There are exceptions to the general rule that an agreement without consideration is void. These exceptions are provided in section 26 of CA 1950.

In the case of Phiong Khon v Chonh Chai Fah , a Chinese woman upon the death of her husband, set up a home with the appellant until her death. The appellant alleged that the respondent had executed a document which transferred the land to him. The court held the terms of the document to be vague and uncertain and that it must be seriously be doubted whether there was any intention to create a legal relationship.

Parties to agreements sometimes label their agreement in a manner to make sure that there is no intention to create legal relations. It is the law that determines the relationship between the parties.. In Sia Siew Hong v Lim Gim Chian , it was held that the court is not bound by the label of a document but has to construe the nature and purport of a document from is language and other admissible evidence.

Cases in the area are divided into two classes:

(1) Social, family or other domestic agreements- where the presence or absence of an intention to create legal relations depends upon the inference to be drawn by the court from the language used by the parties and the circumstances in which they use it.

(2) Commercial agreements- where the intention to create legal relations is presumed and must be rebutted by the party seeking to deny it.

The final expression of assent to the terms of a proposal is known as an acceptance. By virtue of section 2(b) of the Contract Act 1950, ‘when a person to whom the proposal is made signifies his assent thereto, the proposal is said to be accepted: a proposal, when accepted, becomes a promise. The person accepting the proposal is called the “promise” or the “acceptor”.’ In the case of Ayer Hitam Tin Dredging Malaysia Bhd v YC Chin Enterprise Sdn Bhd [1994] 2 MLJ 754, the Supreme Court held that they must be an agreement between the parties and the existence of such an agreement depends on their intention. The court may assume this from the conduct of the parties, the object of the contract and the language used.

In the case of Chia Foon Tau v Lim Pey Lin [1998] 7 MLJ 762, the deceased and the respondent entered into a partnership agreement. The agreement was that as long as the respondent was the senior partner, he need not pay rent for usage of the premises. If was held that the deceased had made a contract with himself. A covenant between one person and himself is unenforceable and void.

Under section 7 (a) of CA 1950, in order to convert a proposal into a promise the acceptance must be absolute and unqualified. When the promise in the contract states his acceptance as ‘subject to contract’, the court will hold that there is no contract as there are not strong and exceptional circumstances. It is merely a conditional contract. This is based on two reasons. First, it negatives the intention to create legal relations. Secondly, an acceptance which does not correspond with the terms of the proposal because of an introduction of a new condition, as per the case of Chilling Worth v Esche [1] . Section 7(a) of CA 1950 provides that in order to convert proposal into a promise the acceptance must be unqualified.

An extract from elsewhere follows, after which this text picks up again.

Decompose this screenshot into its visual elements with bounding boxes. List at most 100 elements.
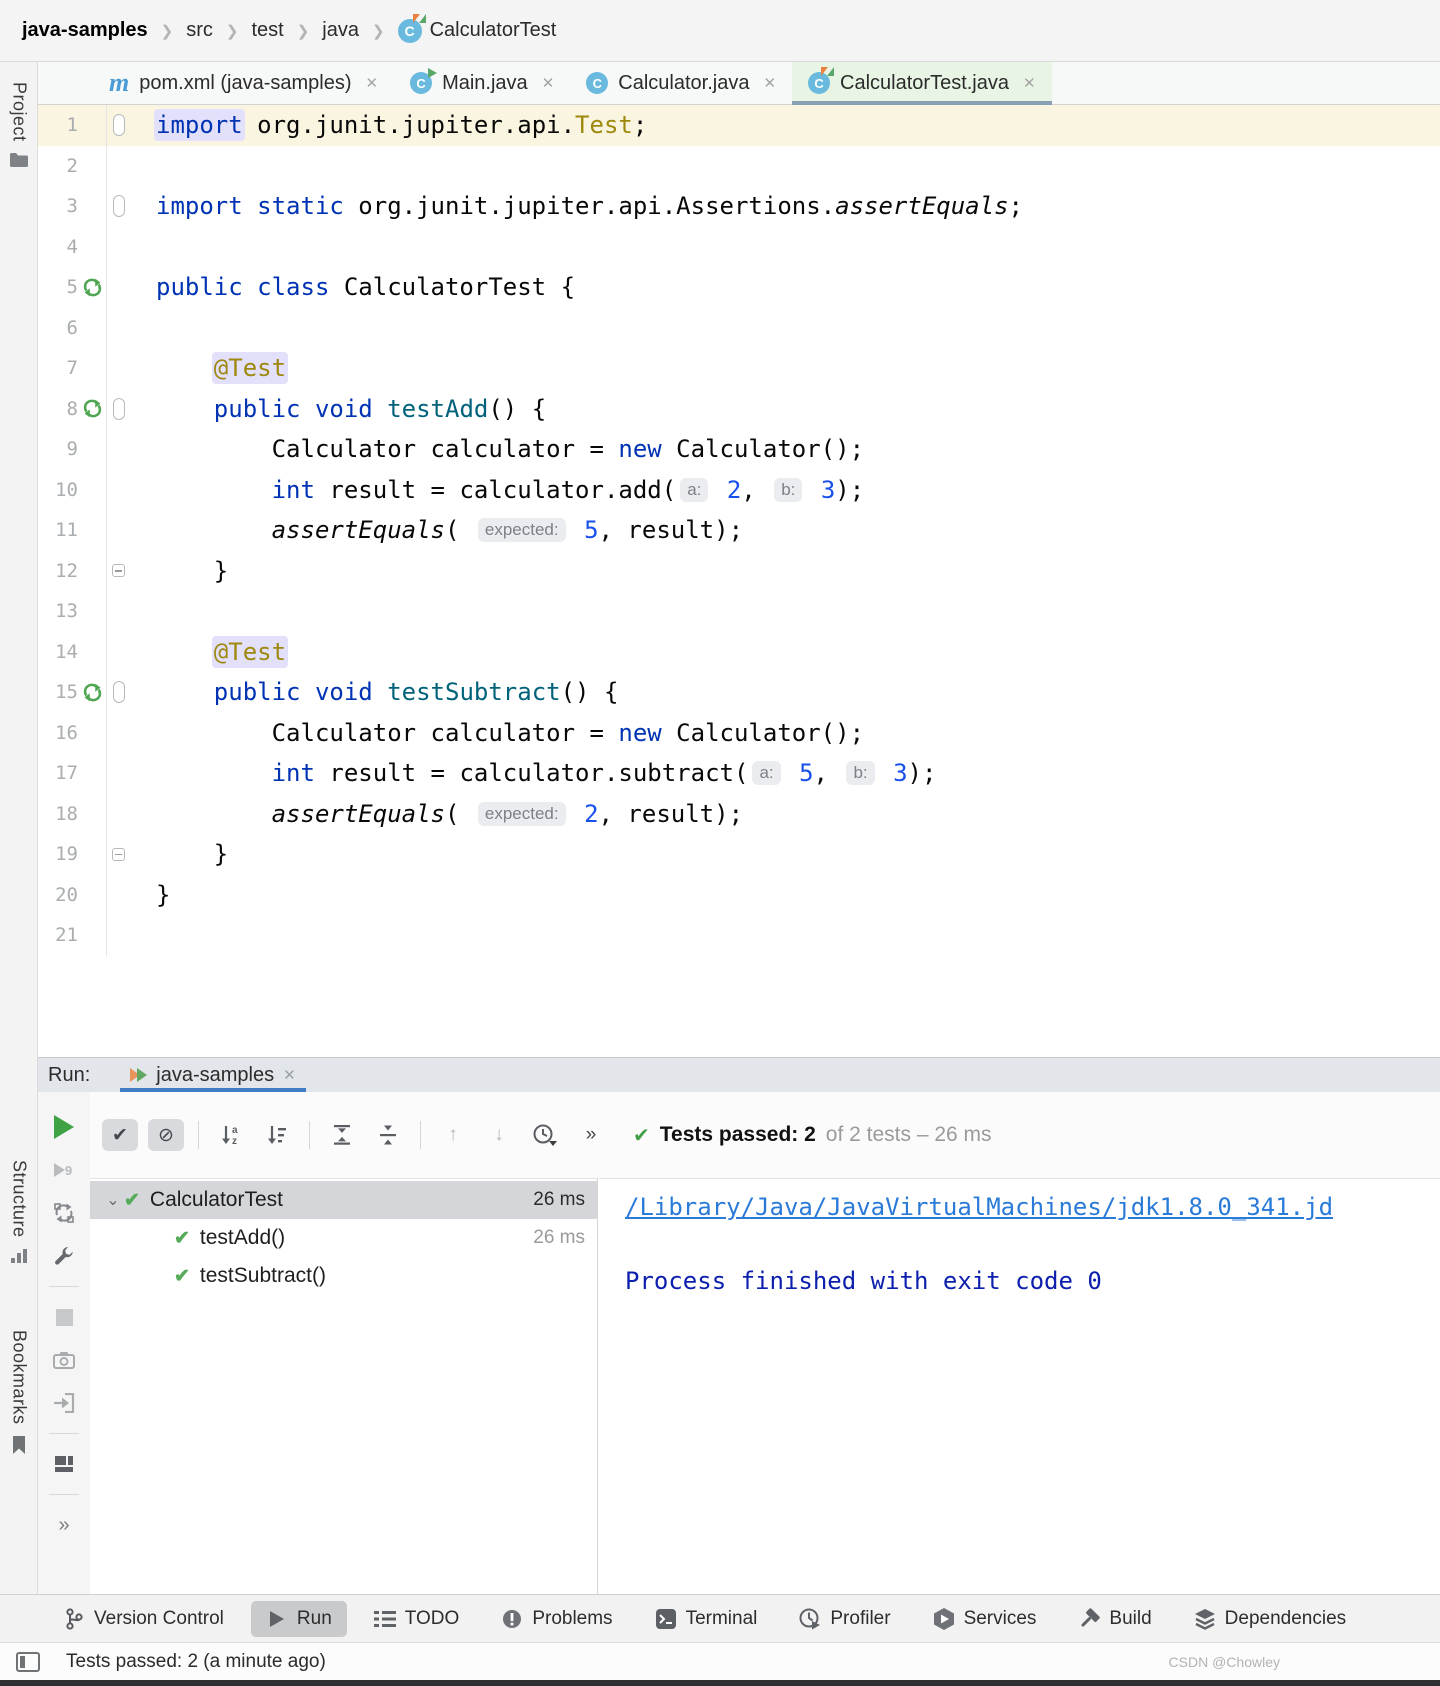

The Supreme Court held in the case of Ayer Hitam that when an arrangement is made subject to contract, the court will take it to mean that negotiations are still on going and they do not intend to be bound by the contract until a formal contract is exchanged. An agreement to enter into an agreement is not a contract as per the case of Low Kar Yit v Mohd Isa. The defendant in this case gave an option to the plaintiff as to buy a piece of land. The agent of the plaintiff operated the option but the defendant refused to sign the sale agreement. The plaintiff sued for specific performance for breach of contract. It was held that the option subject ‘to a formal contract to be drawn up and agreed upon’ the parties, therefore it was a conditional option. The option was merely an agreement to enter into an agreement. Therefore, there was no legal binding contract between the parties.